I was scared all the time, but after a while being scared became normal. Kay text me on Christmas Eve to say we were eligible for our Covid vaccines, and it was the best Christmas present I’ve ever had (sorry, skateboarding Barbie of Christmas 1997!) I felt like a weight had been taken off my shoulders, but it was a weight I had forgotten I was carrying. It felt as if every time I went to work I was putting myself and my parents at risk. If I ever stopped to think about what exactly was happening in the world, and the fact that I was working in a hospital, I could feel a panic attack starting. My throat would constrict, my chest would feel tight, and I would feel a full flight-or-flight panic sensation. But where could I run to? There was no escape. You go to work and everything is Covid, you come home and everything is Covid. There was no respite. Usually the stress you experience at work you can leave there and relax at home, but this time the stress at work was the stress at home too. I had annual leave cancelled by management in order to cover the UDC, which I was more than happy to do – I clearly wasn’t going to be going to Croatia like I intended, was I?! I worked through the whole first wave of Covid with no annual leave, and was able to take a week off at the end of August 2020.

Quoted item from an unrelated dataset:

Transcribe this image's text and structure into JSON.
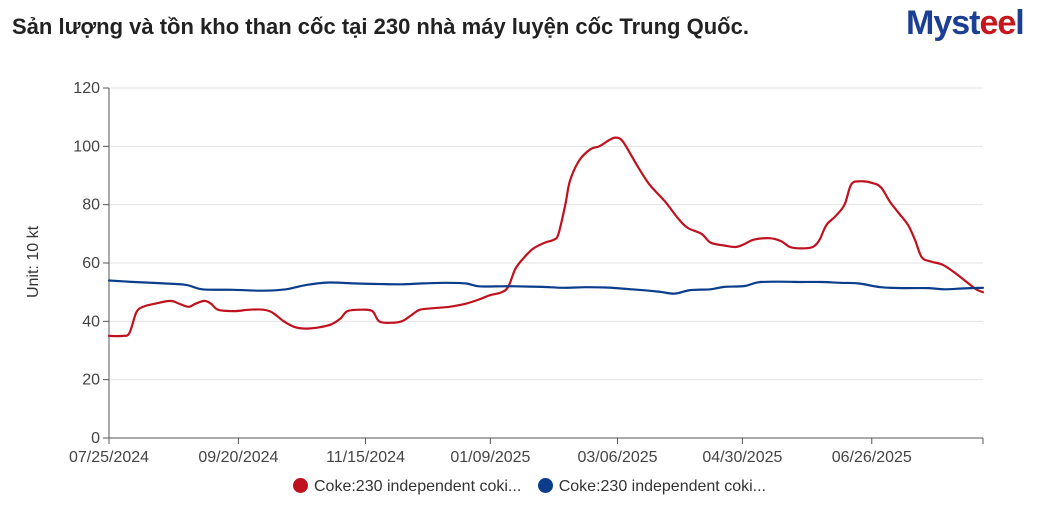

Coming back to work in BDH (which was a slow process since there wasn’t really space for me here due to social distancing) brought with it the stress of figuring out how everything was going to work with all you guys coming back to us. You know how much everything changed and the stress it brought to you with concerns for totals and patient care – we shared that stress too! Mine and Kay’s role is to support you all, but with so many changes to rules and protocols it became really hard to do it to the standard that we were used to. We had to get used to telling you “no” a lot more than we ever used to. I don’t think we’ve ever said “sorry” to students so frequently! Everything became much more high-stakes, so much more messy and complicated, and continues to be even now. We are doing the best we can during these difficult times, and I can’t wait until things start to go back to normal!

To summarise: challenges in abundance, but triumph in perseverance. If I can get through this, I can get through anything.